Before you begin any exercise, you should always warm up
your muscles first. Think of your muscles like kids’ play
dough—when it comes out of the container it crumbles and
resists attempts to change its form. But after you’ve warmed
it up, it becomes pliable and easy to work with.
Therefore, working out with cold muscles can cause pain in
joints and muscles. Movement literally warms up the muscles
and reduces the risk of injury.
4. Check up with your doctor
See your physician for a routine check-up at lease once a
year, and request an examination of your joints.
5. Pay attention to your posture
Whether you’re sitting or standing, you should be mindful of
the joints in your neck, back, hips and knees. Research
suggests that many spine problems are preventable because
they result from poor posture and body mechanics, which
subject the spine to abnormal stresses. These abnormal
stresses over time can lead to structural changes in the
spine, including degeneration of disks and joints,
lengthening or shortening of the supportive ligaments and
muscles, and wear and tear of cartilage.
6. Use good technique
When lifting light or heavy objects, using proper technique
and/or equipment will prevent injury and fatigue. Lift with
your legs, not with your back!
7. Rest
Medical research confirms that sleep helps your heart,
arteries, blood sugar, immune system, skin and of course,
your joints. Most everyone should be getting 8 or 9 hours of
sleep daily to be fully rested.
Our bodies depend on the sleep cycle in order to rest and
repair. During the day as you go about your activities,
thinking, working and moving around, your muscles are in a
constant state of activity.
But the body also needs to rest. When you are asleep, blood
circulates through your tired muscles bringing in fresh
supplies of oxygen and glucose, rejuvenating them so that
they can return to work when you wake up.
8. Hydrate
Water is your body’s principal chemical component, making up
about 60 percent of your weight. Every system in your body
depends on water to do everything from flushing toxins out
of vital organs, carrying nutrients to your cells, to
keeping your sinuses moist. For your body to function
properly, you must replenish its water supply by consuming
beverages and foods that contain water.
9. Pay attention to pain
If a joint hurts after an activity, you may have
overstressed it. Long-term, repetitive joint stress can
accelerate joint wear and tear. Consult your doctor
immediately if you suspect you’ve sustained an injury.
10. Be supplement savvy
Clinical studies have shown that certain dietary ingredients
may help to improve joint flexibility and mobility.
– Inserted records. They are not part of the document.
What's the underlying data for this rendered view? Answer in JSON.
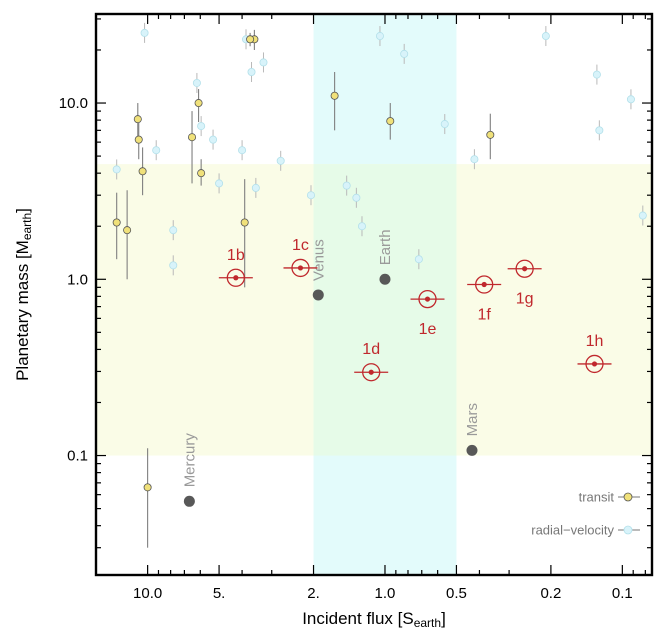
{
  "chart_data": {
    "type": "scatter",
    "xlabel": "Incident flux [S",
    "xlabel_sub": "earth",
    "xlabel_end": "]",
    "ylabel": "Planetary mass [M",
    "ylabel_sub": "earth",
    "ylabel_end": "]",
    "x_scale": "log-reversed",
    "y_scale": "log",
    "xlim": [
      16.5,
      0.075
    ],
    "ylim": [
      0.021,
      32
    ],
    "x_ticks": [
      {
        "value": 10,
        "label": "10.0"
      },
      {
        "value": 5,
        "label": "5."
      },
      {
        "value": 2,
        "label": "2."
      },
      {
        "value": 1,
        "label": "1.0"
      },
      {
        "value": 0.5,
        "label": "0.5"
      },
      {
        "value": 0.2,
        "label": "0.2"
      },
      {
        "value": 0.1,
        "label": "0.1"
      }
    ],
    "y_ticks": [
      {
        "value": 10,
        "label": "10.0"
      },
      {
        "value": 1,
        "label": "1.0"
      },
      {
        "value": 0.1,
        "label": "0.1"
      }
    ],
    "regions": [
      {
        "kind": "habitable-zone",
        "flux_range": [
          2.0,
          0.5
        ],
        "color": "#e3fbfb"
      },
      {
        "kind": "mass-band",
        "mass_range": [
          0.1,
          4.5
        ],
        "color": "#f9fbe3"
      }
    ],
    "legend": {
      "placement": "bottom-right",
      "entries": [
        {
          "label": "transit",
          "color": "#f0e17a"
        },
        {
          "label": "radial−velocity",
          "color": "#d8f3fa"
        }
      ]
    },
    "solar_system": [
      {
        "name": "Mercury",
        "flux": 6.67,
        "mass": 0.055
      },
      {
        "name": "Venus",
        "flux": 1.91,
        "mass": 0.815
      },
      {
        "name": "Earth",
        "flux": 1.0,
        "mass": 1.0
      },
      {
        "name": "Mars",
        "flux": 0.43,
        "mass": 0.107
      }
    ],
    "trappist": [
      {
        "name": "1b",
        "flux": 4.25,
        "mass": 1.02
      },
      {
        "name": "1c",
        "flux": 2.27,
        "mass": 1.16
      },
      {
        "name": "1d",
        "flux": 1.143,
        "mass": 0.297
      },
      {
        "name": "1e",
        "flux": 0.662,
        "mass": 0.772
      },
      {
        "name": "1f",
        "flux": 0.382,
        "mass": 0.934
      },
      {
        "name": "1g",
        "flux": 0.258,
        "mass": 1.148
      },
      {
        "name": "1h",
        "flux": 0.131,
        "mass": 0.331
      }
    ],
    "transit": [
      {
        "flux": 13.5,
        "mass": 2.1,
        "lo": 1.3,
        "hi": 3.1
      },
      {
        "flux": 12.2,
        "mass": 1.9,
        "lo": 1.0,
        "hi": 3.2
      },
      {
        "flux": 11.0,
        "mass": 8.1,
        "lo": 6.3,
        "hi": 10.0
      },
      {
        "flux": 10.9,
        "mass": 6.2,
        "lo": 4.8,
        "hi": 7.8
      },
      {
        "flux": 10.5,
        "mass": 4.1,
        "lo": 3.0,
        "hi": 5.6
      },
      {
        "flux": 10.0,
        "mass": 0.066,
        "lo": 0.03,
        "hi": 0.11
      },
      {
        "flux": 6.5,
        "mass": 6.4,
        "lo": 3.5,
        "hi": 9.0
      },
      {
        "flux": 6.1,
        "mass": 10.0,
        "lo": 7.8,
        "hi": 12.0
      },
      {
        "flux": 5.95,
        "mass": 4.0,
        "lo": 3.4,
        "hi": 4.8
      },
      {
        "flux": 3.9,
        "mass": 2.1,
        "lo": 0.9,
        "hi": 3.7
      },
      {
        "flux": 3.55,
        "mass": 23.0,
        "lo": 20.0,
        "hi": 26.0
      },
      {
        "flux": 3.7,
        "mass": 23.0,
        "lo": 21.0,
        "hi": 25.0
      },
      {
        "flux": 1.63,
        "mass": 11.0,
        "lo": 7.0,
        "hi": 15.0
      },
      {
        "flux": 0.95,
        "mass": 7.9,
        "lo": 6.2,
        "hi": 10.0
      },
      {
        "flux": 0.36,
        "mass": 6.6,
        "lo": 4.8,
        "hi": 8.7
      }
    ],
    "radial_velocity": [
      {
        "flux": 10.3,
        "mass": 25.0
      },
      {
        "flux": 13.5,
        "mass": 4.2
      },
      {
        "flux": 9.2,
        "mass": 5.4
      },
      {
        "flux": 7.8,
        "mass": 1.9
      },
      {
        "flux": 7.8,
        "mass": 1.2
      },
      {
        "flux": 6.2,
        "mass": 13.0
      },
      {
        "flux": 5.95,
        "mass": 7.4
      },
      {
        "flux": 5.3,
        "mass": 6.2
      },
      {
        "flux": 5.0,
        "mass": 3.5
      },
      {
        "flux": 4.0,
        "mass": 5.4
      },
      {
        "flux": 3.85,
        "mass": 23.0
      },
      {
        "flux": 3.65,
        "mass": 15.0
      },
      {
        "flux": 3.5,
        "mass": 3.3
      },
      {
        "flux": 3.25,
        "mass": 17.0
      },
      {
        "flux": 2.75,
        "mass": 4.7
      },
      {
        "flux": 2.05,
        "mass": 3.0
      },
      {
        "flux": 1.45,
        "mass": 3.4
      },
      {
        "flux": 1.32,
        "mass": 2.9
      },
      {
        "flux": 1.25,
        "mass": 2.0
      },
      {
        "flux": 1.05,
        "mass": 24.0
      },
      {
        "flux": 0.83,
        "mass": 19.0
      },
      {
        "flux": 0.72,
        "mass": 1.3
      },
      {
        "flux": 0.56,
        "mass": 7.6
      },
      {
        "flux": 0.42,
        "mass": 4.8
      },
      {
        "flux": 0.21,
        "mass": 24.0
      },
      {
        "flux": 0.128,
        "mass": 14.5
      },
      {
        "flux": 0.125,
        "mass": 7.0
      },
      {
        "flux": 0.092,
        "mass": 10.5
      },
      {
        "flux": 0.082,
        "mass": 2.3
      }
    ]
  }
}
• Glucosamine Sulfate is a natural component of joint
cartilage and supports healthy joint function. It is an
amino sugar used to create cushioning fluids and tissues
around joints. It repairs damaged arthritic joints, reduces
pain, and builds synovial fluids.
• Chondroitin Sulfate provides dietary support for healthy
joints and bones. It stimulates the secretion of joint fluid
& increases viscosity. It also absorbs the enzymes which
naturally break down joints, it has a powerful
anti-inflammatory action on connective tissue diseases, and
has the ability to regulate the immune response.
• SAMe (s-Adenosyl-L-Methionine), a natural substance found
in every cell of your body. Research shows that it plays an
important role in cartilage formation and repair by
increasing the blood levels of proteoglycans, the starting
point of cartilage formation, and has also been shown in a
number of studies to bring arthritis pain relief.
• MSM (Methylsulfonyl-methane) is a naturally occurring
sulfur compound found in fresh fruits and vegetables, milk,
fish, and grains, and in the body, is found in connective
tissues and joint cartilage.
• GLA (gamma-linolenic acid) is an important omega-6 oil,
which supports healthy joint function through its
anti-inflammatory properties.
• Fish Oils provide dietary support for healthy joints, as
its is useful as an anti-inflammatory agent.
Your joints depend on you to take care of them, and they’ll
take care of your for the rest of your life. The better you
treat them, the better off you’ll be.